Committed to PEOPLE'S RIGHT TO KNOW
Vol. 5 Num 423 Thu. August 04, 2005  
   
International


Americans anxious about US foreign policy: Poll


Americans are anxious about the direction of US foreign policy and how the country is perceived overseas and a majority believes the government has been too quick to go to war, a survey released on Tuesday said.

"Contrary to conventional wisdom that the American public doesn't know and doesn't care how it is seen abroad, strong majorities" believe the U.S. image overseas is suffering and "large majorities are worried about it," the survey concluded.

Some 63 percent of Americans say the charge that the United States has been too quick to go to war is justified and three-quarters worry about losing trust abroad and about the growing hatred of the United States in Muslim countries, it said.

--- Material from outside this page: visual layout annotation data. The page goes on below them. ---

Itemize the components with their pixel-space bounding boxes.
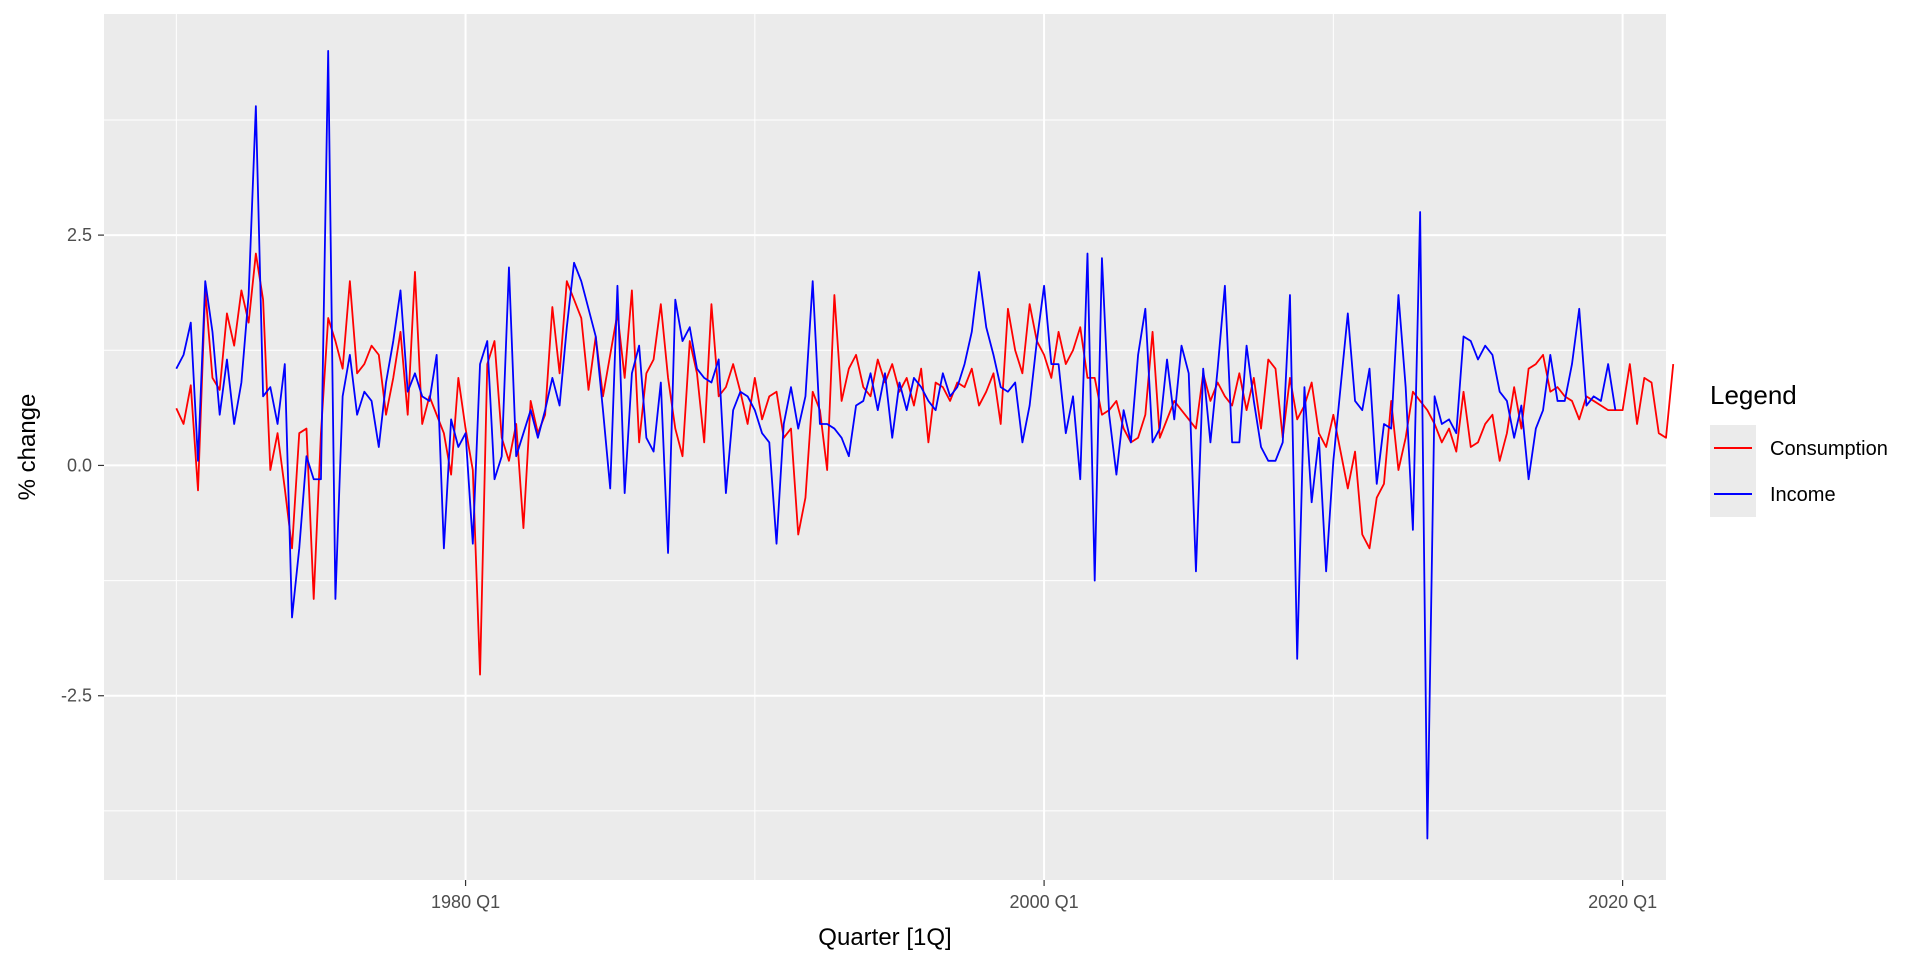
legend-label-consumption: Consumption xyxy=(1770,438,1888,460)
y-tick-label: 2.5 xyxy=(67,225,92,245)
y-tick-label: -2.5 xyxy=(61,686,92,706)
legend-label-income: Income xyxy=(1770,484,1836,506)
x-axis: 1980 Q1 2000 Q1 2020 Q1 xyxy=(431,880,1657,912)
x-tick-label: 2000 Q1 xyxy=(1010,892,1079,912)
minor-gridlines xyxy=(104,14,1666,880)
y-axis-title: % change xyxy=(14,394,41,501)
legend: Legend Consumption Income xyxy=(1710,380,1888,517)
legend-title: Legend xyxy=(1710,380,1797,410)
plot-panel xyxy=(104,14,1666,880)
series-line-income xyxy=(175,49,1617,840)
x-tick-label: 1980 Q1 xyxy=(431,892,500,912)
series-layer xyxy=(175,49,1675,840)
x-tick-label: 2020 Q1 xyxy=(1588,892,1657,912)
x-axis-title: Quarter [1Q] xyxy=(818,924,951,951)
series-line-consumption xyxy=(175,252,1675,676)
y-axis: -2.5 0.0 2.5 xyxy=(61,225,104,706)
y-tick-label: 0.0 xyxy=(67,455,92,475)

"So far, public thinking is a disquieting mix of high anxiety, growing uncertainty about current policy and virtually no consensus about what else the country might do," the survey concluded.

The national survey of 1,004 American adults between June 1 and June 13 was conducted by the Public Agenda, a non-profit organization dedicated to public policy research, in conjunction with Foreign Affairs magazine, which is published by the Council on Foreign Relations.

It was funded by the Ford Foundation and is intended to be the first in a series of surveys designed to produce a "foreign policy index" that measures long-term US thinking on foreign policy.

Dan Yankelovich, Public Agenda's chairman, declined to describe the results as a reprimand of the Bush administration but said "there is definitely dissatisfaction ... a feeling that we're not on the right track."